Il peut bien porter le même numéro qu’un département aussi charmant que le Maine-et-Loire, l’article 49 de la Constitution de 1958 n’a rien de la douceur angevine. Il a le tranchant de la guillotine pour les parlementaires hésitants ou réprouvant une initiative de l’exécutif tout en lui restant fidèle. Renversant la charge de la preuve, il impose de dire que l’on est contre le gouvernement faute de pouvoir dire que l’on n’est pas pour son projet de loi.

Durum silentium sed lex

« Supporte et abstiens-toi ! » exige le gouvernement de sa majorité supposée afin d’imposer sa volonté pure et entière, puisque le texte qui sera éventuellement adopté ne le sera qu’avec les amendements acceptés ou proposés par lui. L’affaire est rude pour la liberté du débat comme du vote.

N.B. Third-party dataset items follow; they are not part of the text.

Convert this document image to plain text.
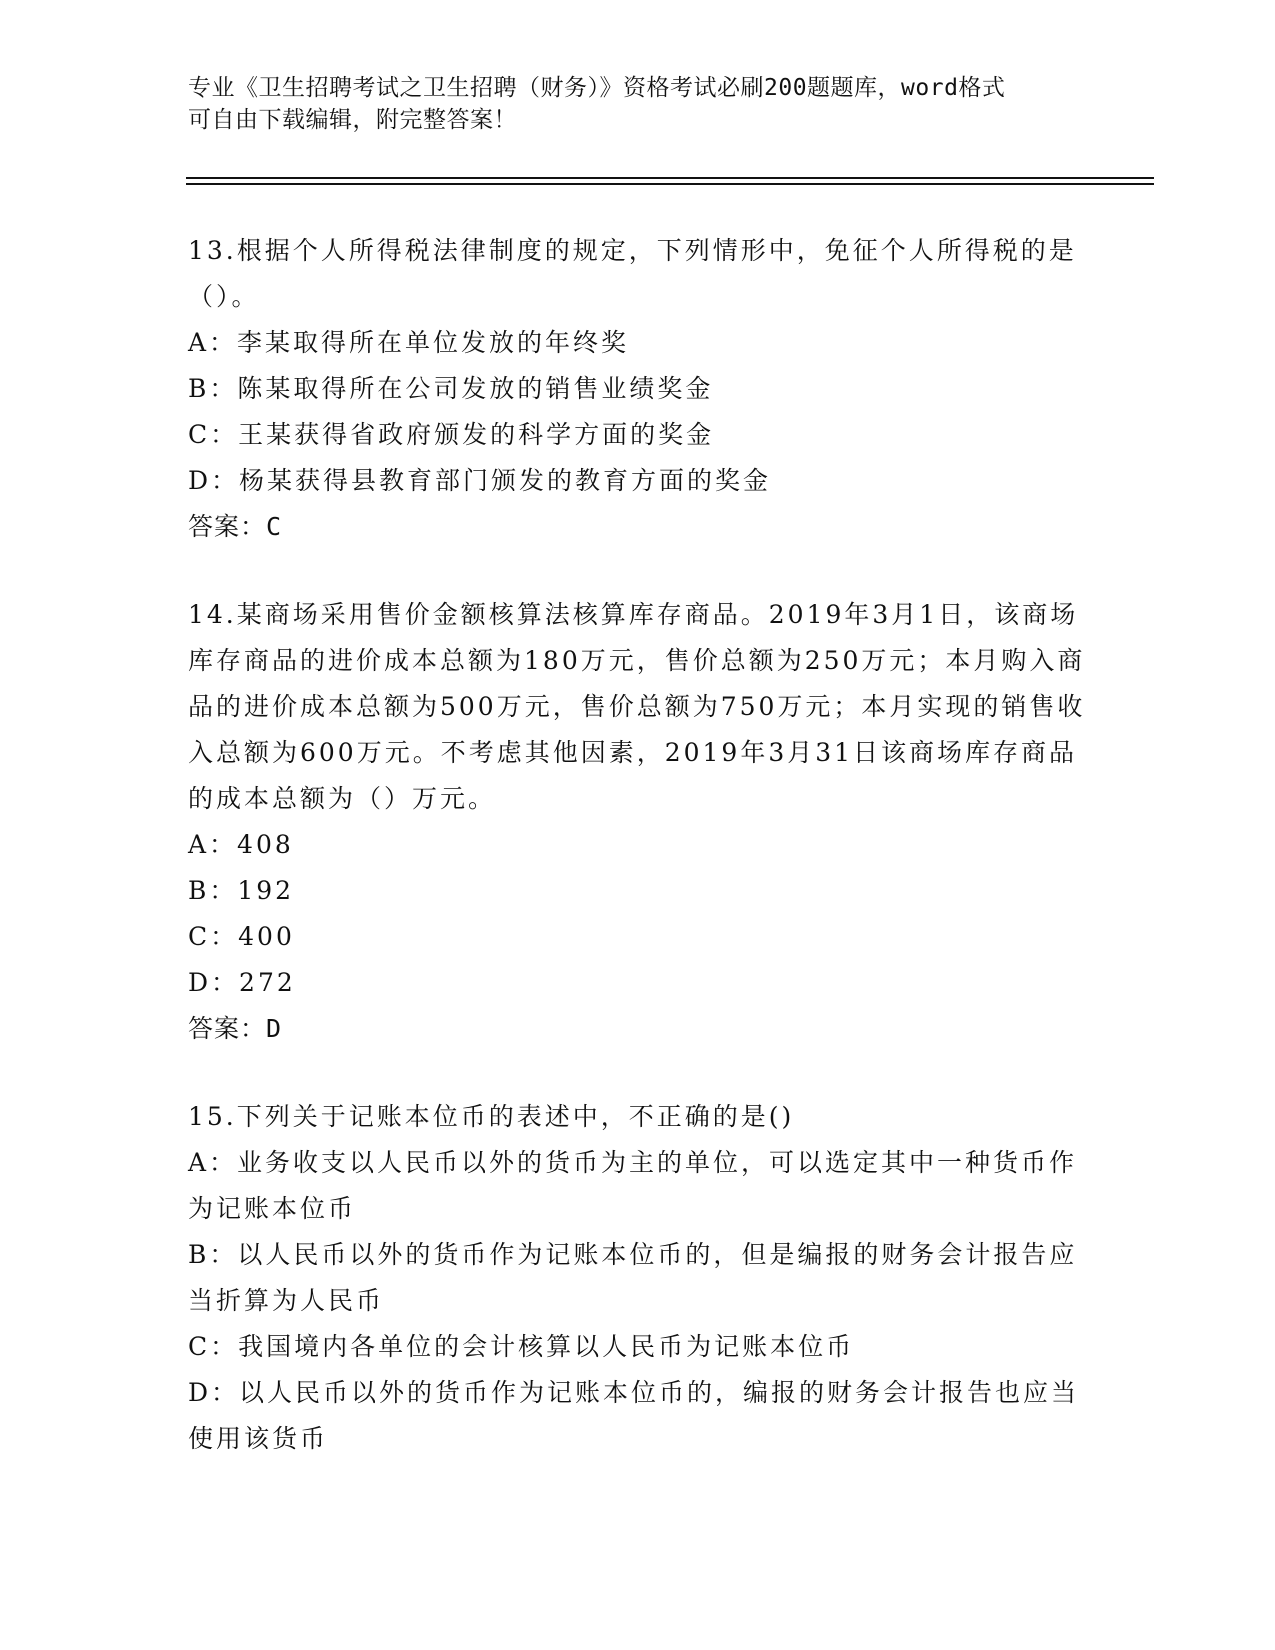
专业《卫生招聘考试之卫生招聘（财务）》资格考试必刷200题题库，word格式
可自由下载编辑，附完整答案！
13.根据个人所得税法律制度的规定，下列情形中，免征个人所得税的是（）。
A：李某取得所在单位发放的年终奖
B：陈某取得所在公司发放的销售业绩奖金
C：王某获得省政府颁发的科学方面的奖金
D：杨某获得县教育部门颁发的教育方面的奖金
答案：C
14.某商场采用售价金额核算法核算库存商品。2019年3月1日，该商场库存商品的进价成本总额为180万元，售价总额为250万元；本月购入商品的进价成本总额为500万元，售价总额为750万元；本月实现的销售收入总额为600万元。不考虑其他因素，2019年3月31日该商场库存商品的成本总额为（）万元。
A：408
B：192
C：400
D：272
答案：D
15.下列关于记账本位币的表述中，不正确的是()
A：业务收支以人民币以外的货币为主的单位，可以选定其中一种货币作为记账本位币
B：以人民币以外的货币作为记账本位币的，但是编报的财务会计报告应当折算为人民币
C：我国境内各单位的会计核算以人民币为记账本位币
D：以人民币以外的货币作为记账本位币的，编报的财务会计报告也应当使用该货币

D’où vient donc pareille atrophie des droits élémentaires des parlementaires ? Du contexte de la rédaction de la Constitution du 4 octobre 1958, de l’héritage calamiteux de la IVe République. C’est en effet une maladie française – à l’exception de la première Constitution de 1791 – de ne concevoir les textes fondamentaux qu’en réaction contre les précédents. De même que la Constitution du 27 octobre 1946 avait été écrite en opposition aux lois de 1875, celle de 1958 a d’abord pris l’exact contre-pied du régime précédent.

Quelles sont les « failles » les plus patentes que l’on entendait combler ? Le statut trop fragile du Chef de l’État et la faiblesse de ses prérogatives propres, qui ne lui permettaient pas d’assumer un véritable rôle d’arbitrage ; à l’inverse, une prédominance écrasante de l’Assemblée nationale faisant et défaisant les gouvernements au gré de ses arrangements partisans ; enfin, l’absence de toute majorité parlementaire stable et fidèle depuis la rupture du tripartisme au milieu de l’année 1947.

René Coty, le dernier président de la IVᵉ République. Spec/Wikimédias, CC BY-SA

À ces trois éléments prétendent répondre les principales innovations du texte de 1958. Le renforcement considérable du rôle du Président de la République et de son statut, puisque dès le départ sa désignation échappe au contrôle des deux chambres ; le fonctionnement parlementaire, tant pour sa fonction de contrôle politique que pour la procédure législative qui subit une draconienne mise à la diète.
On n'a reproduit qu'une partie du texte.